I presume that the parallelisation point was with reference to the point made by the article, that the calculation of means and variances can be parallelised, so large datasets can be dealt with efficiently.

Is there something else you are missing?

[0] http://en.wikipedia.org/wiki/Distribution_fitting

1 comments

Okay, from the Wikipedia article, distribution fitting appears to be what I feared it might be.

I'd never do anything like that and would advise others not do also.

Why? Because it is not the least bit clear just what the heck you get.

Next, likely you should not fit at all. Instead, if want to use some distribution with parameters, e.g., Gaussian, uniform, exponential, then just estimate the parameters and not the distribution.

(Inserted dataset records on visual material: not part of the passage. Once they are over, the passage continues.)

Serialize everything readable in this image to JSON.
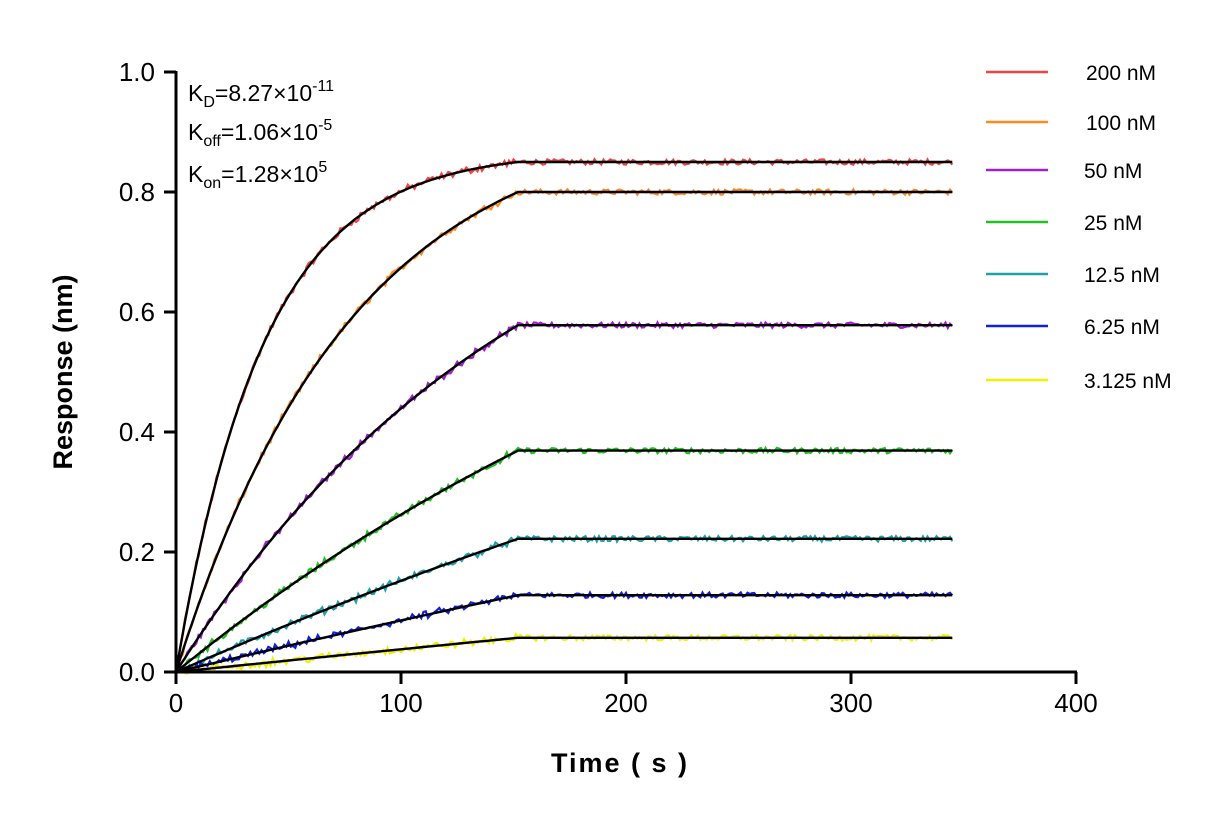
{
  "chart_data": {
    "type": "line",
    "xlabel": "Time ( s )",
    "ylabel": "Response (nm)",
    "xlim": [
      0,
      400
    ],
    "ylim": [
      0,
      1.0
    ],
    "x_ticks": [
      "0",
      "100",
      "200",
      "300",
      "400"
    ],
    "y_ticks": [
      "0.0",
      "0.2",
      "0.4",
      "0.6",
      "0.8",
      "1.0"
    ],
    "grid": false,
    "legend_position": "top-right",
    "association_end": 152,
    "dissociation_end": 345,
    "annotations": {
      "kd": {
        "label": "K",
        "sub": "D",
        "value": "=8.27×10",
        "exp": "-11"
      },
      "koff": {
        "label": "K",
        "sub": "off",
        "value": "=1.06×10",
        "exp": "-5"
      },
      "kon": {
        "label": "K",
        "sub": "on",
        "value": "=1.28×10",
        "exp": "5"
      }
    },
    "fit_color": "#000000",
    "series": [
      {
        "name": "200 nM",
        "conc_nM": 200,
        "plateau": 0.85,
        "color": "#ee4444"
      },
      {
        "name": "100 nM",
        "conc_nM": 100,
        "plateau": 0.8,
        "color": "#ff8a20"
      },
      {
        "name": "50 nM",
        "conc_nM": 50,
        "plateau": 0.578,
        "color": "#a020d0"
      },
      {
        "name": "25 nM",
        "conc_nM": 25,
        "plateau": 0.369,
        "color": "#22c022"
      },
      {
        "name": "12.5 nM",
        "conc_nM": 12.5,
        "plateau": 0.222,
        "color": "#20a0a8"
      },
      {
        "name": "6.25 nM",
        "conc_nM": 6.25,
        "plateau": 0.128,
        "color": "#1020e0"
      },
      {
        "name": "3.125 nM",
        "conc_nM": 3.125,
        "plateau": 0.057,
        "color": "#f0f000"
      }
    ]
  }
}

E.g., if you know that the data is independent, identically distributed Gaussian, then take the sample mean and sample variance and let those be the two parameters in the Gaussian distribution. In that case, will know that the expectation and variance of the distribution are the same as in your data, and that's good.

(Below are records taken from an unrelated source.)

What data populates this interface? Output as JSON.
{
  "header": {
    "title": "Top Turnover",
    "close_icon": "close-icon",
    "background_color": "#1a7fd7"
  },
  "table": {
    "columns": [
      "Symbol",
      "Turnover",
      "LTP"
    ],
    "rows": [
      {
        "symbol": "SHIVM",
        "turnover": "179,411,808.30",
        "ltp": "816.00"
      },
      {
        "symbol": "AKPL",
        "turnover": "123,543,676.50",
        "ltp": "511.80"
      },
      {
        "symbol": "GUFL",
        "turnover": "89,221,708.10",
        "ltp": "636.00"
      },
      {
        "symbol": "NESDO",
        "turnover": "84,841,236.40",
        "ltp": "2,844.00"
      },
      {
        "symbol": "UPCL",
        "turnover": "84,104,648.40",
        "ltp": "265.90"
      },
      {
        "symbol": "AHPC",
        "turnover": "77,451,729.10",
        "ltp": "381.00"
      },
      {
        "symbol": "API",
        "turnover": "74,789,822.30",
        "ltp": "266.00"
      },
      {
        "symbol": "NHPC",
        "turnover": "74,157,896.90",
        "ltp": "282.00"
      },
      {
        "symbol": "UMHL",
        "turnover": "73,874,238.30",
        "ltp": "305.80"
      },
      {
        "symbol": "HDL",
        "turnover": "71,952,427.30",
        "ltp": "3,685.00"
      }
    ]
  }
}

That sample mean and variance are sufficient statistics for the Gaussian is also a biggie.

And look into the situation for the rest of the exponential family.

See also the famous

Paul R. Halmos, "The Theory of Unbiased Estimation", 'Annals of Mathematical Statistics', Volume 17, Number 1, pages 34-43, 1946.

If want to find the variance of a large data set, then how much accuracy do you want? Generally, sample variance from a few hundred numbers will be okay, and then don't need to consider execution on parallel computer hardware.

R. Hamming once wrote, "The purpose of computing is insight, not numbers."

Along that line, finding sample mean and variance of a huge data set promises little or no more "insight" than just sample mean and variance of an appropriately large sample. Of course, we are assuming that the data is independent and identically distributed so that a good sample is easy to find.

I don't know what you inferred from the wiki article, but of course "to fit a gaussian" is to find the parameters describing it, in this case mean and variance.

Look at the "Techniques", the first three are :

"Parametric methods, by which the parameters of the distribution are calculated from the data series.[2] The parametric methods are: method of moments method of L-moments[3] Maximum likelihood method[4]"

which if you work them out you get exactly what you'd expect.